On November 1st, a friend of mine posted on FaceBook that she had completed all of her Christmas shopping and had wrapped every single present. Then on the Thanksgiving morning she posted a picture of said wrapped presents under a perfectly decorated Christmas tree, all plugged in and tinseled out, ready to go. So you know what I did? I BLOCKED her. I mean, really, who needs friends like that??
But seriously, the tradition of wrapping presents is a curious one. Everyone has a different philosophy of wrapping. My beloved mother-in-law was an excellent gift wrapper. She measured everything, used her ruler to make perfect cut lines, tucked all the corners under in perfect envelope-shapes, and matched her seams with precision. Then the tag and the bow were carefully chosen to match. The wrapping was a gift itself. Me, not so much. When gift bags became popular, I rejoiced. I use them without apology. And you’re lucky if it has matching tissue paper. Or any tissue paper.

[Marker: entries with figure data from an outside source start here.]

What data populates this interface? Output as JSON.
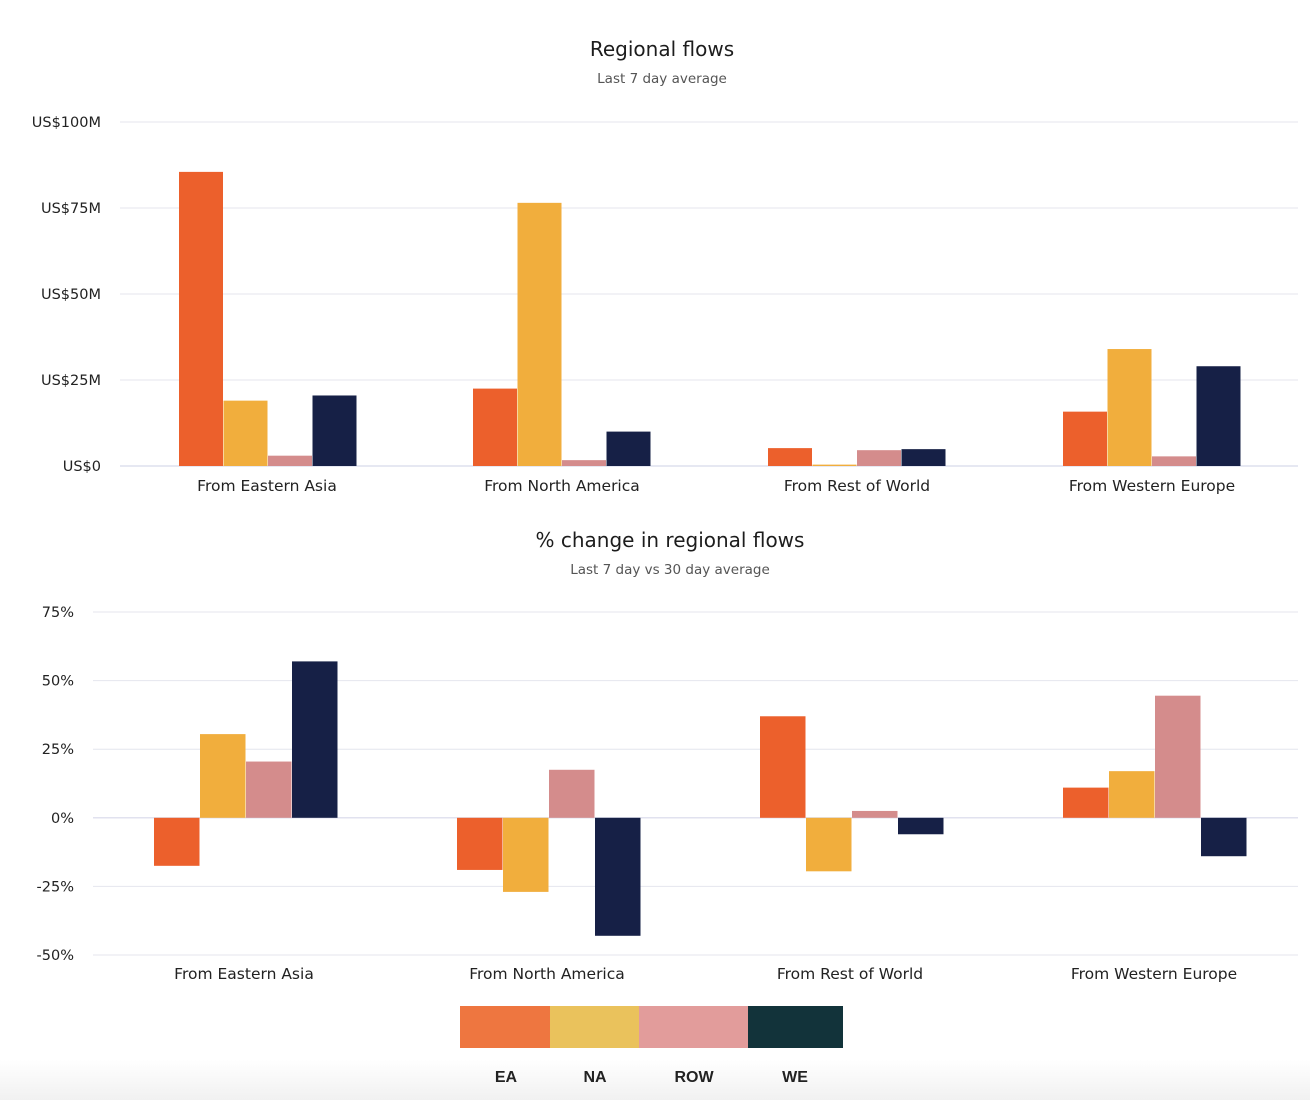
{
  "charts": [
    {
      "title": "Regional flows",
      "subtitle": "Last 7 day average"
    },
    {
      "title": "% change in regional flows",
      "subtitle": "Last 7 day vs 30 day average"
    }
  ],
  "legend": {
    "items": [
      {
        "label": "EA",
        "color": "#ee7640"
      },
      {
        "label": "NA",
        "color": "#eac25c"
      },
      {
        "label": "ROW",
        "color": "#e29c9b"
      },
      {
        "label": "WE",
        "color": "#12333a"
      }
    ]
  },
  "chart_data": [
    {
      "type": "bar",
      "title": "Regional flows",
      "subtitle": "Last 7 day average",
      "categories": [
        "From Eastern Asia",
        "From North America",
        "From Rest of World",
        "From Western Europe"
      ],
      "series": [
        {
          "name": "EA",
          "color": "#ec602c",
          "values": [
            85.5,
            22.5,
            5.2,
            15.8
          ]
        },
        {
          "name": "NA",
          "color": "#f1ae3d",
          "values": [
            19.0,
            76.5,
            0.4,
            34.0
          ]
        },
        {
          "name": "ROW",
          "color": "#d48c8c",
          "values": [
            3.0,
            1.7,
            4.6,
            2.8
          ]
        },
        {
          "name": "WE",
          "color": "#162046",
          "values": [
            20.5,
            10.0,
            4.9,
            29.0
          ]
        }
      ],
      "ylim": [
        0,
        100
      ],
      "yticks": [
        0,
        25,
        50,
        75,
        100
      ],
      "ytick_labels": [
        "US$0",
        "US$25M",
        "US$50M",
        "US$75M",
        "US$100M"
      ],
      "grid": true
    },
    {
      "type": "bar",
      "title": "% change in regional flows",
      "subtitle": "Last 7 day vs 30 day average",
      "categories": [
        "From Eastern Asia",
        "From North America",
        "From Rest of World",
        "From Western Europe"
      ],
      "series": [
        {
          "name": "EA",
          "color": "#ec602c",
          "values": [
            -17.5,
            -19,
            37,
            11
          ]
        },
        {
          "name": "NA",
          "color": "#f1ae3d",
          "values": [
            30.5,
            -27,
            -19.5,
            17
          ]
        },
        {
          "name": "ROW",
          "color": "#d48c8c",
          "values": [
            20.5,
            17.5,
            2.5,
            44.5
          ]
        },
        {
          "name": "WE",
          "color": "#162046",
          "values": [
            57,
            -43,
            -6,
            -14
          ]
        }
      ],
      "ylim": [
        -50,
        75
      ],
      "yticks": [
        -50,
        -25,
        0,
        25,
        50,
        75
      ],
      "ytick_labels": [
        "-50%",
        "-25%",
        "0%",
        "25%",
        "50%",
        "75%"
      ],
      "grid": true
    }
  ]
}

Of course so much of the fun of Christmas is trying to guess what is under the colorful wrapping. People will pick up presents, shake them, smell them, and spend days (or in my friend’s case, MONTHS) wondering what the wrapping contains.
Jesus was said to be “wrapped in swaddling cloths” when the shepherds came to see him. They probably also wondered what the wrapping contained.
Luke 2:8-12 New King James Version (NKJV)
8 Now there were in the same country shepherds living out in the fields, keeping watch over their flock by night. 9 And behold, an angel of the Lord stood before them, and the glory of the Lord shone around them, and they were greatly afraid. 10 Then the angel said to them, “Do not be afraid, for behold, I bring you good tidings of great joy which will be to all people. 11 For there is born to you this day in the city of David a Savior, who is Christ the Lord.
12 And this will be the sign to you: You will find a Babe wrapped in swaddling cloths, lying in a manger.”
It was common practice in that time to wrap a newborn in strips of cloth. As any good NICU nurse will tell you, swaddling (done now with a blanket) is still a good practice. It restricts the sudden, jerky reflex that newborns have when they are startled and keeps baby warm and feeling secure. In many ways, swaddling replicates the safety and comfort of the womb.
Jesus, like any other baby, was swaddled. His Christmas wrapping was a gift from his parents, who understood the magnitude of the gift they were wrapping up. Even the shepherds understood that they were experiencing something otherworldly and extraordinary, and they instantly knelt in worship.
It can take a lifetime to unwrap the gift of Jesus. It will take a lifetime of study, prayer, worship, and service to fully realize what we have received. Christmas is an invitation to peek under the wrapping and see what you can see. Do you see what I see? There you will find the Word of God, ready to be held, read, and cherished.
And one last thought…Jesus was wrapped in strips of cloth at both his birth and his burial.
John 19 (NIV)
40 Taking Jesus’ body, the two of them wrapped it, with the spices, in strips of linen. This was in accordance with Jewish burial customs.
And so Jesus’ Christmas wrapping is a reminder that he indeed was born to die…so that you might live. That is the greatest gift you will ever receive.
So open this gift with joy. Open it with a solemn understanding of what you’ve been given. Open it with great abandonment. Open, and receive eternity in all of its glory.